Over the last few years, thanks to a grant from Maddie’s Fund®, our shelter embed program has done that at two other Texas shelters in need of help: Palm Valley Animal Society and Harlingen Humane Society. Today, those shelters are setting monthly lifesaving records once thought unattainable; developing rich, productive relationships with the communities they serve; and setting the bar for what animal sheltering in Texas can and should be. Mike Bricker just left Palm Valley Animal Society, and Donna Casamento has already hit the ground running as the organization’s new executive director.
Ultimately, we need to find ways to empower our communities to work with local shelters to hire effective leaders and save more pets on a much larger scale. Thanks to a passionate and determined staff and a committed city manager and deputy city manager in Robert Hanna and Mindy Patterson respectively, the city of Abilene has made caring for at-risk pets a priority.

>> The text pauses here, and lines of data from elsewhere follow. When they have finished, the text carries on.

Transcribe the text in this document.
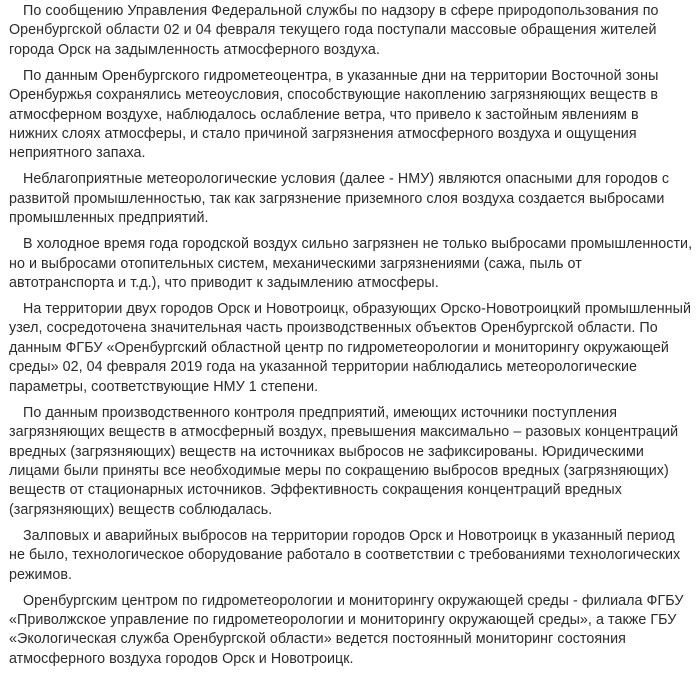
По сообщению Управления Федеральной службы по надзору в сфере природопользования по
Оренбургской области 02 и 04 февраля текущего года поступали массовые обращения жителей
города Орск на задымленность атмосферного воздуха.

По данным Оренбургского гидрометеоцентра, в указанные дни на территории Восточной зоны
Оренбуржья сохранялись метеоусловия, способствующие накоплению загрязняющих веществ в
атмосферном воздухе, наблюдалось ослабление ветра, что привело к застойным явлениям в
нижних слоях атмосферы, и стало причиной загрязнения атмосферного воздуха и ощущения
неприятного запаха.

Неблагоприятные метеорологические условия (далее - НМУ) являются опасными для городов с
развитой промышленностью, так как загрязнение приземного слоя воздуха создается выбросами
промышленных предприятий.

В холодное время года городской воздух сильно загрязнен не только выбросами промышленности,
но и выбросами отопительных систем, механическими загрязнениями (сажа, пыль от
автотранспорта и т.д.), что приводит к задымлению атмосферы.

На территории двух городов Орск и Новотроицк, образующих Орско-Новотроицкий промышленный
узел, сосредоточена значительная часть производственных объектов Оренбургской области. По
данным ФГБУ «Оренбургский областной центр по гидрометеорологии и мониторингу окружающей
среды» 02, 04 февраля 2019 года на указанной территории наблюдались метеорологические
параметры, соответствующие НМУ 1 степени.

По данным производственного контроля предприятий, имеющих источники поступления
загрязняющих веществ в атмосферный воздух, превышения максимально – разовых концентраций
вредных (загрязняющих) веществ на источниках выбросов не зафиксированы. Юридическими
лицами были приняты все необходимые меры по сокращению выбросов вредных (загрязняющих)
веществ от стационарных источников. Эффективность сокращения концентраций вредных
(загрязняющих) веществ соблюдалась.

Залповых и аварийных выбросов на территории городов Орск и Новотроицк в указанный период
не было, технологическое оборудование работало в соответствии с требованиями технологических
режимов.

Оренбургским центром по гидрометеорологии и мониторингу окружающей среды - филиала ФГБУ
«Приволжское управление по гидрометеорологии и мониторингу окружающей среды», а также ГБУ
«Экологическая служба Оренбургской области» ведется постоянный мониторинг состояния
атмосферного воздуха городов Орск и Новотроицк.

In 2018, when Brent Toellner, Best Friends’ senior director of national programs, first visited Abilene Animal Services, one glaring need was to reduce dramatically the massive number of animals coming into the shelter. Abilene, a city of around 150,000 people, was bringing in upwards of 9,000 animals a year, which is wildly disproportionate compared to cities with similar population size. Anybody within driving distance of the shelter, whether they lived in Abilene or not, was permitted to surrender their pet for a $10 fee. Abilene has probably been unknowingly covering the costs for rehoming and, in many cases, killing other cities’ unwanted pets. Shelter staff and community members are looking forward to changing that situation.
During the initial weeks of the COVID-19 pandemic, Abilene Animal Services, like so many other shelters around the country, was given the opportunity to put limitations on when and why animals are surrendered to the shelter. It was a trial run with managing shelter admissions, which has become a proven lifesaving approach nationwide, and one they’ll continue with as they move forward.
Like so many other public agencies, animal shelters provide services to the community. Implementing policies like effective guidelines for managing animal admissions and providing support and resources that help keep pets with their families are at the heart of that community service.
Before that plane full of 77 of our four-legged friends took off last week, Mike Bricker and Jacqueline Hernandez, Abilene Animal Services’ director of operations, were among the helping hands who loaded the plane and waved goodbye. Knowing the two of them, my guess is, as they watched the plane take off, their own wheels were already turning, working on answering the question: What can we do to change things for the better right here in this community so that loading planes with pets and sending them to other states to find homes is no longer necessary?
Now, let me toss that same question to you: What can you do in your community to change things for the better for pets and the people who love them?